For the next six months, the Nurse Manager, or designee, will meet with the Health Services Coordinator every month to review medical appointments and corresponding documentation including physician orders to ensure that there is appropriate documentation following each appointment, results of all specialized studies have been obtained, and all recommendations for follow-up treatment have been followed, and return appointments have been made appropriately. Any deficiency identified will require immediate notification to the Director of Nursing and the Program Director. Immediate notification will need to be made to the physician if warranted and documentation in the electronic health record on the corrective action will be made. On a monthly basis, the Director of Nursing or designee will conduct a random audit of selected charts to ensure compliance. Documentation of this review will be submitted to the Program Director and Assistant Executive Director.

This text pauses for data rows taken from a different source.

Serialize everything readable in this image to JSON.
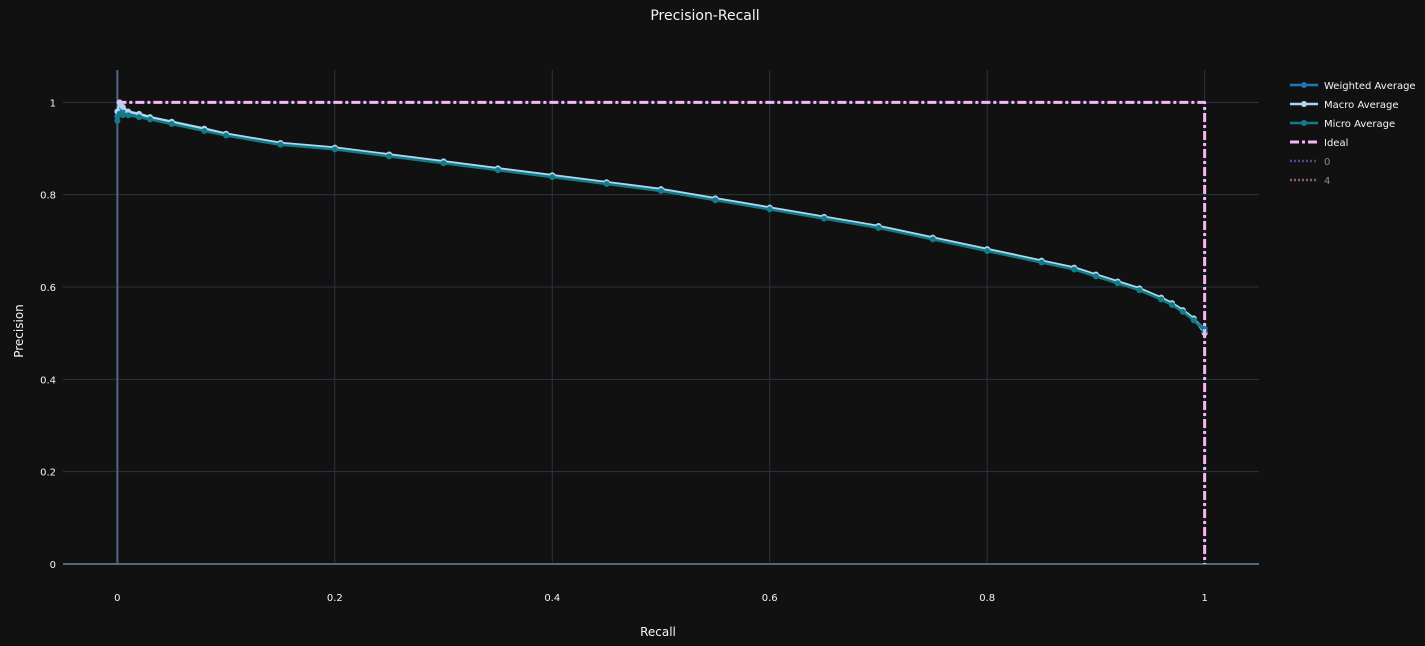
{
  "colors": {
    "background": "#111111",
    "grid": "#283442",
    "axis_line": "#506784",
    "text": "#f2f5fa",
    "weighted": "#1f77b4",
    "macro": "#aed6f1",
    "micro": "#137b86",
    "ideal": "#f5b7f5",
    "class0": "#5b3f8a",
    "class4": "#8e5a7a"
  },
  "chart_data": {
    "type": "line",
    "title": "Precision-Recall",
    "xlabel": "Recall",
    "ylabel": "Precision",
    "xlim": [
      -0.05,
      1.05
    ],
    "ylim": [
      0,
      1.07
    ],
    "xticks": [
      0,
      0.2,
      0.4,
      0.6,
      0.8,
      1
    ],
    "xtick_labels": [
      "0",
      "0.2",
      "0.4",
      "0.6",
      "0.8",
      "1"
    ],
    "yticks": [
      0,
      0.2,
      0.4,
      0.6,
      0.8,
      1
    ],
    "ytick_labels": [
      "0",
      "0.2",
      "0.4",
      "0.6",
      "0.8",
      "1"
    ],
    "grid": true,
    "legend_position": "top-right",
    "series": [
      {
        "name": "Weighted Average",
        "style": "solid-markers",
        "color_key": "weighted",
        "x": [
          0,
          0.002,
          0.005,
          0.01,
          0.02,
          0.03,
          0.05,
          0.08,
          0.1,
          0.15,
          0.2,
          0.25,
          0.3,
          0.35,
          0.4,
          0.45,
          0.5,
          0.55,
          0.6,
          0.65,
          0.7,
          0.75,
          0.8,
          0.85,
          0.88,
          0.9,
          0.92,
          0.94,
          0.96,
          0.97,
          0.98,
          0.99,
          1.0
        ],
        "y": [
          0.97,
          0.985,
          0.978,
          0.975,
          0.97,
          0.965,
          0.955,
          0.94,
          0.93,
          0.91,
          0.9,
          0.885,
          0.87,
          0.855,
          0.84,
          0.825,
          0.81,
          0.79,
          0.77,
          0.75,
          0.73,
          0.705,
          0.68,
          0.655,
          0.64,
          0.625,
          0.61,
          0.595,
          0.575,
          0.563,
          0.548,
          0.53,
          0.51
        ]
      },
      {
        "name": "Macro Average",
        "style": "solid-markers",
        "color_key": "macro",
        "x": [
          0,
          0.002,
          0.005,
          0.01,
          0.02,
          0.03,
          0.05,
          0.08,
          0.1,
          0.15,
          0.2,
          0.25,
          0.3,
          0.35,
          0.4,
          0.45,
          0.5,
          0.55,
          0.6,
          0.65,
          0.7,
          0.75,
          0.8,
          0.85,
          0.88,
          0.9,
          0.92,
          0.94,
          0.96,
          0.97,
          0.98,
          0.99,
          1.0
        ],
        "y": [
          0.98,
          1.0,
          0.99,
          0.98,
          0.975,
          0.968,
          0.958,
          0.943,
          0.932,
          0.912,
          0.902,
          0.887,
          0.872,
          0.857,
          0.842,
          0.827,
          0.812,
          0.792,
          0.772,
          0.752,
          0.732,
          0.707,
          0.682,
          0.657,
          0.642,
          0.627,
          0.612,
          0.597,
          0.577,
          0.565,
          0.55,
          0.532,
          0.5
        ]
      },
      {
        "name": "Micro Average",
        "style": "solid-markers",
        "color_key": "micro",
        "x": [
          0,
          0.002,
          0.005,
          0.01,
          0.02,
          0.03,
          0.05,
          0.08,
          0.1,
          0.15,
          0.2,
          0.25,
          0.3,
          0.35,
          0.4,
          0.45,
          0.5,
          0.55,
          0.6,
          0.65,
          0.7,
          0.75,
          0.8,
          0.85,
          0.88,
          0.9,
          0.92,
          0.94,
          0.96,
          0.97,
          0.98,
          0.99,
          1.0
        ],
        "y": [
          0.96,
          0.975,
          0.972,
          0.972,
          0.968,
          0.963,
          0.953,
          0.938,
          0.928,
          0.908,
          0.898,
          0.883,
          0.868,
          0.853,
          0.838,
          0.823,
          0.808,
          0.788,
          0.768,
          0.748,
          0.728,
          0.703,
          0.678,
          0.653,
          0.638,
          0.623,
          0.608,
          0.593,
          0.573,
          0.561,
          0.546,
          0.528,
          0.505
        ]
      },
      {
        "name": "Ideal",
        "style": "dashdot",
        "color_key": "ideal",
        "x": [
          0,
          1,
          1
        ],
        "y": [
          1,
          1,
          0
        ]
      },
      {
        "name": "0",
        "style": "dotted-legendonly",
        "color_key": "class0",
        "x": [],
        "y": []
      },
      {
        "name": "4",
        "style": "dotted-legendonly",
        "color_key": "class4",
        "x": [],
        "y": []
      }
    ]
  }
}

The ICF Supervisory Team and Direct Care staff will be trained by the Director of Nursing to access and review the medical calendar and the importance of assuring all medical appointments occur as scheduled, in effort to provide preventative and general medical care. Training will incorporate an understanding of the physician orders and the importance of compliance with the annual and routine orders. Training for the Supervisory team will be completed by May 2, 2025, and Direct Care Staff by June 1, 2025. Documentation of training will be on the agency approved form, and signed by the next level supervisor. The training record will be kept in the employee's People Operations file.
The Program Director will again train the supervisory team on the importance of providing preventative and general medical care on May 6, 2025 at the Cluster meeting, and document on the agenda and signature sheet. Supervisors and Coordinators will be required to review the calendar in the electronic health record at least one week prior to the start of the month to identify potential conflicts, and provide feedback via email to the Administrative Support person if there is a need to reschedule an appointment. The QIDP is required to copy the Program Coordinator on the email so they can assure the review was completed. The QIDP will communicate if there are no concerns to the Coordinator also so the Coordinator can confirm the review was completed. This process will go into effect starting June 1, 2025, and will not fade. The Coordinator will confirm completion by responding to the email.
When appointments are missed, the QIDP Supervisor will document the reason for the missed appointment in the electronic health record, and communicate to the Interdisciplinary Team, which includes the Program Director, Program Coordinator, Nurse Manger, Health Services Coordinator, and Administrative Support person, so the appointment is rescheduled. The Program Director developed a format to track missed appointments in effort to identify trends. Staff members responsible for the missed appointment will receive retraining and progressive disciplinary action, per agency policy.
Failure to follow the steps outlined in this plan of correction will lead to re-training and the policy for progressive discipline will be take effect.